II. 1. Aus Anlaß dieser Beschwerden beschloß der Verfassungsgerichtshof, gemäß Art 140 Abs 1 B-VG von Amts wegen ein Verfahren zur Prüfung der Verfassungsmäßigkeit des § 62 Abs 2 erster und zweiter Satz der Niederösterreichischen Bauordnung 1996 LGBl. 8200-3 einzuleiten. Mit Erkenntnis vom , G 322,360,361/01, hob der Verfassungsgerichtshof die erwähnten Bestimmungen als verfassungswidrig auf.
Die belangte Behörde hat ein verfassungswidriges Gesetz angewandt. Es ist nach Lage des Falles offenkundig, daß seine Anwendung für die Rechtsstellung der Beschwerdeführer nachteilig war.

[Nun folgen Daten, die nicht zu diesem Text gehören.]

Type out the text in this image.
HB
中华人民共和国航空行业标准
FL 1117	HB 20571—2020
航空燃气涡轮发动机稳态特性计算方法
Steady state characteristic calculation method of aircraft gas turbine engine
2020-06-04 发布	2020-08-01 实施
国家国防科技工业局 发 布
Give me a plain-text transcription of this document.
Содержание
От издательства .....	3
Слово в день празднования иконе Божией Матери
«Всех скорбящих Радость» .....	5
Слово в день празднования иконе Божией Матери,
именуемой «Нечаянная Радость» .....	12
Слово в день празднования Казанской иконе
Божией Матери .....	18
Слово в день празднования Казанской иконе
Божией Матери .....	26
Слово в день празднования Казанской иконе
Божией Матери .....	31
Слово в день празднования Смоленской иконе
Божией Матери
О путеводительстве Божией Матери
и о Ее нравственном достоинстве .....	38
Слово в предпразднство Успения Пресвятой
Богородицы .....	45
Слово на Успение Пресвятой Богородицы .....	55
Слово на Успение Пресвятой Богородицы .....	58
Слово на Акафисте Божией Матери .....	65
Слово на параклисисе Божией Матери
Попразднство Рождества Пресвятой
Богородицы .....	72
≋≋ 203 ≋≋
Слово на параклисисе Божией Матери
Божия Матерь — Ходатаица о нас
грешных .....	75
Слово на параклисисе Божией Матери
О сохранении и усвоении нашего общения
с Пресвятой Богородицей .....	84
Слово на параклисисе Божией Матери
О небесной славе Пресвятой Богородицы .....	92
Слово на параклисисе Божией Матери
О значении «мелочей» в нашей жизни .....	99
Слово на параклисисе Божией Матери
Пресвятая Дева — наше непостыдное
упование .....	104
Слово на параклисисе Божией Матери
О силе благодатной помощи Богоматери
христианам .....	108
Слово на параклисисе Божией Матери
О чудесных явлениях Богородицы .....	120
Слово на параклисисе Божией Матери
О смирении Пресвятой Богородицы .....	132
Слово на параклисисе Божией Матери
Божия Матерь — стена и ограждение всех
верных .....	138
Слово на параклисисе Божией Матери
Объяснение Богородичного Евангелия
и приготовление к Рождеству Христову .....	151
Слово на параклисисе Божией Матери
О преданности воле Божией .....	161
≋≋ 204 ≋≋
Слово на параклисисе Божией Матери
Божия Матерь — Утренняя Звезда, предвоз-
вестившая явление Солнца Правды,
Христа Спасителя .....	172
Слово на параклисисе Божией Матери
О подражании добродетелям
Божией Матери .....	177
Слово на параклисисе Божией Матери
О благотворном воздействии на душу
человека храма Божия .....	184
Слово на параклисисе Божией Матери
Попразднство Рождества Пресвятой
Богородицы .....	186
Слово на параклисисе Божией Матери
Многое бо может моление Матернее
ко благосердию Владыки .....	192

Die Beschwerdeführer wurden also durch die angefochtenen Bescheide wegen Anwendung eines verfassungswidrigen Gesetzes in ihren Rechten verletzt (zB VfSlg. 10303/1984, 10515/1985).
Die Bescheide waren daher aufzuheben.
2. Dies konnte gemäß § 19 Abs 4 Z 3 VfGG ohne mündliche Verhandlung in nichtöffentlicher Sitzung beschlossen werden.
Die Kostenentscheidung beruht auf § 88 VfGG. In den zugesprochenen Kosten ist Umsatzsteuer in der Höhe von jeweils € 327,- sowie der Ersatz der entrichteten Gebühren gemäß § 17a VfGG von jeweils € 181,68 enthalten.